Era figlio delle brezze marine, portato su un’isola dimenticata dal tempo. Viveva nella quiete delle foglie tropicali, dove lo scricchiolio delle cortecce si inerpicava nel silenzio. Anche qua si erano perse l’onestà e la purezza primitiva nelle quali convivevano le tribù.
Fuori l’elegante e raffinato aspetto del drago di Komodo, dentro la viscida vanità e l’egoismo che lo rendevano sgradevole, eppure temuto e quasi ammirato. Poteva godere dell’odio e della gelosia di tutti gli altri animali.
Nel suo fragile castello di carte che si era costruito, era convinto di essere l’unico, l’unico perfetto e maledettamente geniale, ma la sua ottusità e fierezza gli impedivano di vedere oltre, di fuggire dagli stretti confini del sabbioso suolo natio. Perché su altre isole identiche, separate dallo stesso mare sibilante ed indifferente, c’erano altri come lui, altri draghi senza fiamme tra i denti; tutti con lo stesso problema legato all’uomo, che come una nuvola nera di un’alta ciminiera incombeva su di loro. Portava via la loro terra e li razziava, distruggendoli sistematicamente con svelta atrocità.
Marte non si sarebbe mai immaginato di essere al centro di un inspiegabile e praticamente inutile progetto di estinzione.
Abitava nel suo mondo, finto, nel quale era l’indiscusso tiranno. Tutta un’esistenza infondata, che era pericolante e vacillava sul burrone della realtà, ma Marte non ci faceva caso, e non voleva farci caso, ignorava ogni forma esterna che avrebbe potuto distruggere la sua creazione.
Era sostenuto dal timore, dai sussurri, ma soprattutto da sottili paletti di cristallo, pronti a spezzarsi e farlo rovinare.
Marte aveva ottenuto il potere con l’esuberanza, imponendosi e sfruttando la sua grandezza.
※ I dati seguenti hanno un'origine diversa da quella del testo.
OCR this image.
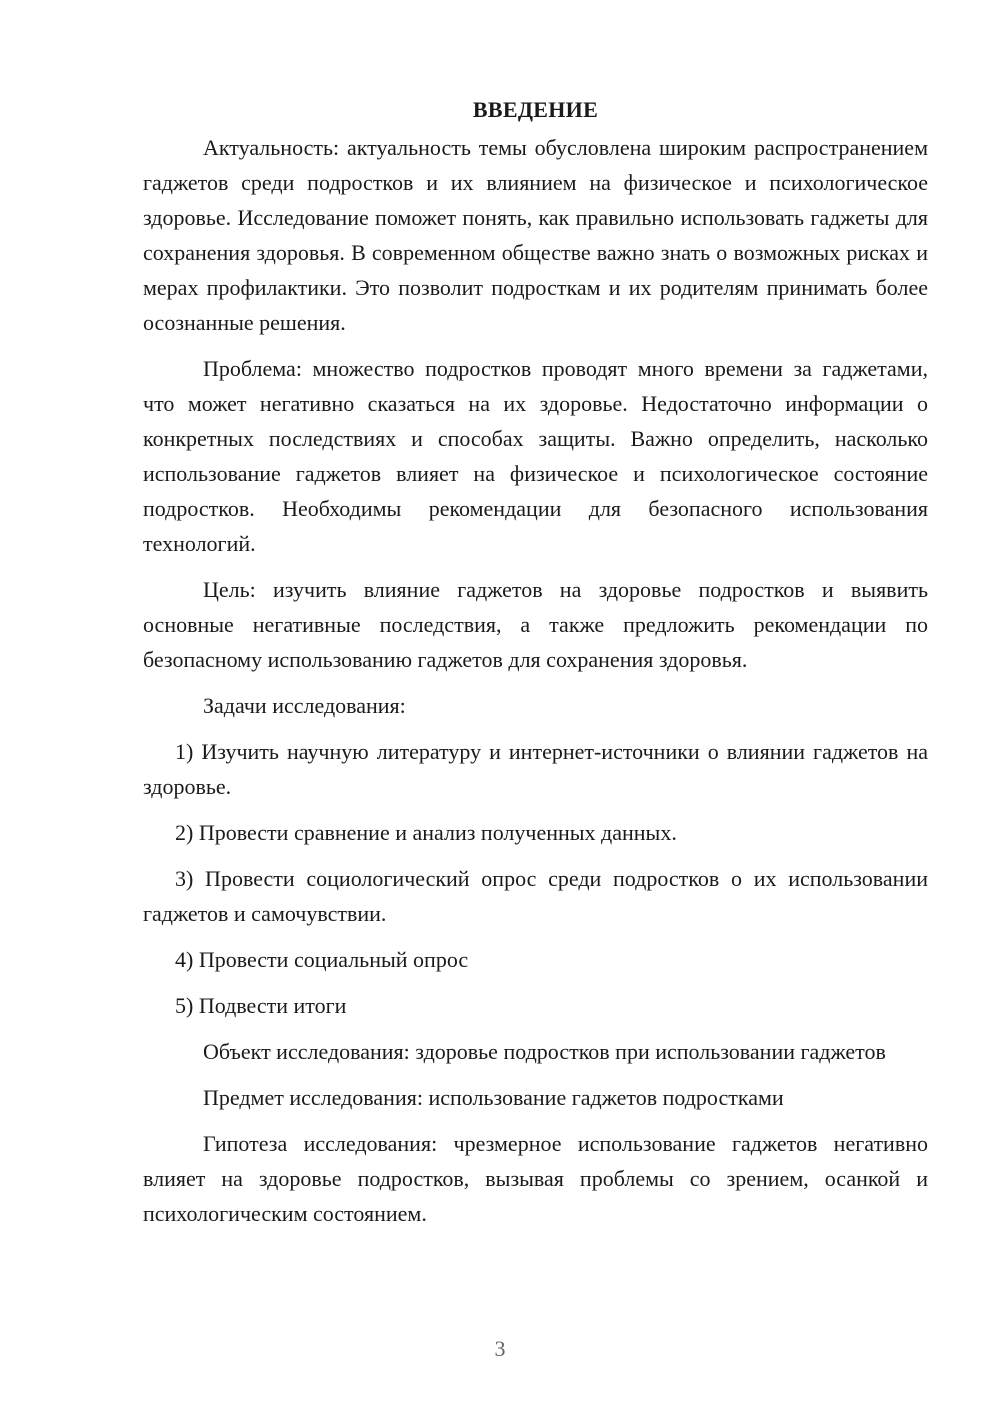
ВВЕДЕНИЕ

Актуальность: актуальность темы обусловлена широким распространением гаджетов среди подростков и их влиянием на физическое и психологическое здоровье. Исследование поможет понять, как правильно использовать гаджеты для сохранения здоровья. В современном обществе важно знать о возможных рисках и мерах профилактики. Это позволит подросткам и их родителям принимать более осознанные решения.

Проблема: множество подростков проводят много времени за гаджетами, что может негативно сказаться на их здоровье. Недостаточно информации о конкретных последствиях и способах защиты. Важно определить, насколько использование гаджетов влияет на физическое и психологическое состояние подростков. Необходимы рекомендации для безопасного использования технологий.

Цель: изучить влияние гаджетов на здоровье подростков и выявить основные негативные последствия, а также предложить рекомендации по безопасному использованию гаджетов для сохранения здоровья.

Задачи исследования:

1) Изучить научную литературу и интернет-источники о влиянии гаджетов на здоровье.

2) Провести сравнение и анализ полученных данных.

3) Провести социологический опрос среди подростков о их использовании гаджетов и самочувствии.

4) Провести социальный опрос

5) Подвести итоги

Объект исследования: здоровье подростков при использовании гаджетов

Предмет исследования: использование гаджетов подростками

Гипотеза исследования: чрезмерное использование гаджетов негативно влияет на здоровье подростков, вызывая проблемы со зрением, осанкой и психологическим состоянием.

3
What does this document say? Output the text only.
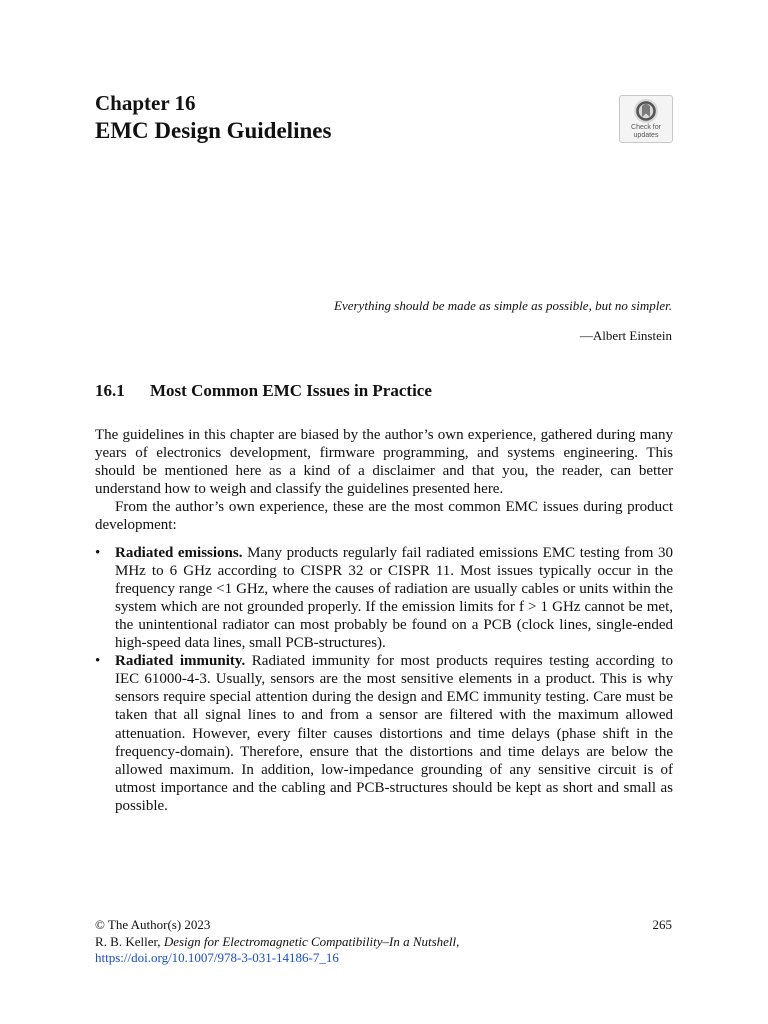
Chapter 16
EMC Design Guidelines	Check for
updates
Everything should be made as simple as possible, but no simpler.
—Albert Einstein
16.1 Most Common EMC Issues in Practice

The guidelines in this chapter are biased by the author’s own experience, gathered during many years of electronics development, firmware programming, and systems engineering. This should be mentioned here as a kind of a disclaimer and that you, the reader, can better understand how to weigh and classify the guidelines presented here.

From the author’s own experience, these are the most common EMC issues during product development:

• Radiated emissions. Many products regularly fail radiated emissions EMC testing from 30 MHz to 6 GHz according to CISPR 32 or CISPR 11. Most issues typically occur in the frequency range <1 GHz, where the causes of radiation are usually cables or units within the system which are not grounded properly. If the emission limits for f > 1 GHz cannot be met, the unintentional radiator can most probably be found on a PCB (clock lines, single-ended high-speed data lines, small PCB-structures).
• Radiated immunity. Radiated immunity for most products requires testing according to IEC 61000-4-3. Usually, sensors are the most sensitive elements in a product. This is why sensors require special attention during the design and EMC immunity testing. Care must be taken that all signal lines to and from a sensor are filtered with the maximum allowed attenuation. However, every filter causes distortions and time delays (phase shift in the frequency-domain). Therefore, ensure that the distortions and time delays are below the allowed maximum. In addition, low-impedance grounding of any sensitive circuit is of utmost importance and the cabling and PCB-structures should be kept as short and small as possible.
© The Author(s) 2023
R. B. Keller, Design for Electromagnetic Compatibility–In a Nutshell,
https://doi.org/10.1007/978-3-031-14186-7_16
265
Non ci fu tartaruga, uccello o pesce che osò dargli contro e, nell’omertà, Marte proseguì la sua ascesa, diventando dopo poco tempo il re di un’isola inesistente, di un impero che finiva ed iniziava col mare, e nel mezzo cascate nascoste, giungle nere e basse rocce consumate dal tempo.
Le giornate proseguivano lente, infernali, e schiacciavano gli animali come una macina fa col grano.
Questo almeno fino al più veloce di questi giorni: sul filo viola dell’orizzonte brillava davanti al sole nascente una barca. Marte si sdraiò sulla spiaggia, scrutandola con scetticismo. Ogni volta che si avvicinava diveniva più nitida: non era più una barca, ma una nave, grande, di ferro, che sputava lingue di vapore verso il cielo. Marte non si mosse, era pronto a scacciare gli invasori. L’autostima lo tradì: un’ombra fu l’ultima cosa che vide, poi il buio. La realtà lo scoprì della coperta della fierezza: ora era solo fragilità.